Avec une nouvelle initiative, la pression de la population augmente
La discussion montre que la Suisse avance à pas beaucoup trop petits. C’est pourquoi l’Alliance climatique – dont Helvetas est membre – a lancé, fin 2024, en collaboration avec le WWF, Greenpeace et des politiciennes et politiciens de tous les partis fédéraux sauf l’UDC, l’Initiative sur la place financière.
L’initiative ne s’adresse pas aux banques locales, mais vise les transactions internationales. Elle ne concerne ni les opérations hypothécaires nationales ni les crédits aux PME. Elle demande que les banques et les assureurs suisses, les gestionnaires de fortune et les caisses de pension exposent, au moyen de ce qu’on appelle des «plans de transition», les stratégies et les objectifs intermédiaires de même que les mesures et les ressources qu’ils utilisent pour orienter leurs activités commerciales avec des entreprises à l’étranger en fonction des objectifs internationaux sur le climat et la biodiversité. L’initiative interdit uniquement le financement et l’assurance de projets d’extraction d’énergies fossiles comme le charbon et le pétrole.
Avec ces objectifs, l’Initiative sur la place financière s’inspire de l’Accord de Paris sur le climat et également de la «Net Zero Roadmap» de l’Agence internationale de l’énergie (AIE). Elle n’est donc pas une revendication de gauche. Son contenu fait depuis longtemps l’objet d’un consensus scientifique sur le climat et a été décidé par les gouvernements au niveau international. Le reproche d’un excès de zèle suisse ne tient pas: l’initiative ne créerait pas un «Swiss Finish» qui désavantagerait la Suisse dans la concurrence internationale. Au contraire, d’autres places financières sont déjà plus avancées et ont introduit une réglementation plus claire, comme celles de Singapour, de la Grande-Bretagne et de l’UE.

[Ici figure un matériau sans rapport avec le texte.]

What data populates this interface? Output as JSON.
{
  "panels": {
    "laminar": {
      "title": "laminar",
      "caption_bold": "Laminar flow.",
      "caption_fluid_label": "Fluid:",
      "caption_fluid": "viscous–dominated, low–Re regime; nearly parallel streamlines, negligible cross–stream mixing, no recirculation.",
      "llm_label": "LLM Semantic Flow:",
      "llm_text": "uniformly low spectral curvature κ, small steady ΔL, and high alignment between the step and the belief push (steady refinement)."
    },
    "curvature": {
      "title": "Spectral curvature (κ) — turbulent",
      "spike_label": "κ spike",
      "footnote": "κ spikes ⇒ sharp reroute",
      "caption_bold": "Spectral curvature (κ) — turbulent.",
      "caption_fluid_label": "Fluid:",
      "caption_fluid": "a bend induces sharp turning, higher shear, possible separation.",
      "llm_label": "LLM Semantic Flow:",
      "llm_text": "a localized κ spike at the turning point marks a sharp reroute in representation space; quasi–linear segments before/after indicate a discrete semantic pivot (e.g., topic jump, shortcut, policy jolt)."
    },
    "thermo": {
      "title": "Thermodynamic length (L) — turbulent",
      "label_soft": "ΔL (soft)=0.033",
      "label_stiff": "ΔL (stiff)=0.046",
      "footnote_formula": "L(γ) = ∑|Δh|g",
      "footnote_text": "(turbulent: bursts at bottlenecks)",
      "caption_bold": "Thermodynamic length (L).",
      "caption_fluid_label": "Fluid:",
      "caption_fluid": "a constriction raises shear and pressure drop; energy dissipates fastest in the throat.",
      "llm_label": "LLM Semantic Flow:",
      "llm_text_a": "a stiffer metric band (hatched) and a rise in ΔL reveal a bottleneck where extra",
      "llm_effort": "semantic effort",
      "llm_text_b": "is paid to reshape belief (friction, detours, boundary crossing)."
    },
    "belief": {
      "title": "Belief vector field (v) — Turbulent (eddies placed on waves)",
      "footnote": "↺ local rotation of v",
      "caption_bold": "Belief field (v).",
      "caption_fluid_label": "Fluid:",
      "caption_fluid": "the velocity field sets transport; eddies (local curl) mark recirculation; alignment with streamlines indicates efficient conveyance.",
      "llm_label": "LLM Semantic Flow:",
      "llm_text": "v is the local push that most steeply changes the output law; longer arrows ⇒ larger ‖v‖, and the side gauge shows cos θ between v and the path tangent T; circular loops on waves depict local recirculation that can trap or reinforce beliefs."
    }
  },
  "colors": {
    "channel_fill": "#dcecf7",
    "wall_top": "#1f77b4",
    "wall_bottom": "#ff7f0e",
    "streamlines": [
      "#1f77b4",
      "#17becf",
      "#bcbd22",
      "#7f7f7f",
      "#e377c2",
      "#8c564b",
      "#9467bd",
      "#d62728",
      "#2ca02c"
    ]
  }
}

Répondre à ses propres exigences
Le Conseil fédéral entend positionner la Suisse comme une place financière responsable et un hub pour la «Sustainable Finance», par exemple avec «Building Bridges», un mouvement basé à Genève qui veut utiliser le pouvoir de la finance pour la durabilité. Or, ce faisant, il n’est pas à la hauteur de ses propres exigences. Si le Conseil fédéral et le Parlement restent encore longtemps inactifs, les électeurs et les électrices auront bientôt le pouvoir d’inscrire dans la Constitution l’obligation pour le secteur financier suisse d’assumer davantage de responsabilités. Alliance Sud, le Do and Think Tank des organisations suisses de développement, soutient l’initiative populaire afin que la Suisse actionne son plus grand levier pour la protection mondiale du climat et prenne des mesures importantes pour ne pas dépasser l’objectif de 1,5 degré de l’Accord de Paris.

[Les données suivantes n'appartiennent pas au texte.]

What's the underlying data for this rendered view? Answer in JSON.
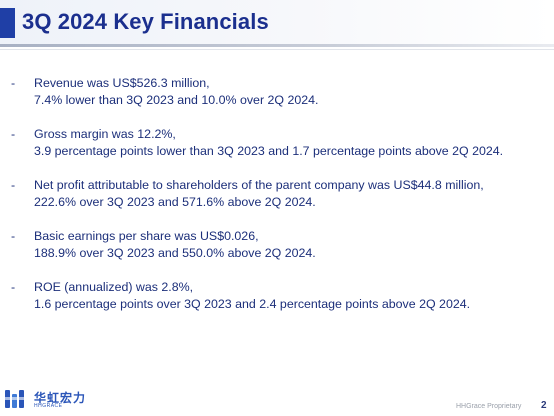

Des journées nationales de collecte de signatures sont prévues en avril et en mai 2025. Après le succès de la collecte de signatures pour l’Initiative pour des multinationales responsables, il ne serait pas surprenant que celle sur la place financière recueille également les 100’000 signatures nécessaires. Le Parlement serait alors sollicité et élaborerait probablement un contre-projet valable. La demande d’un secteur financier propre et responsable est trop largement soutenue pour qu’il prenne le risque d’une votation populaire sur l’initiative.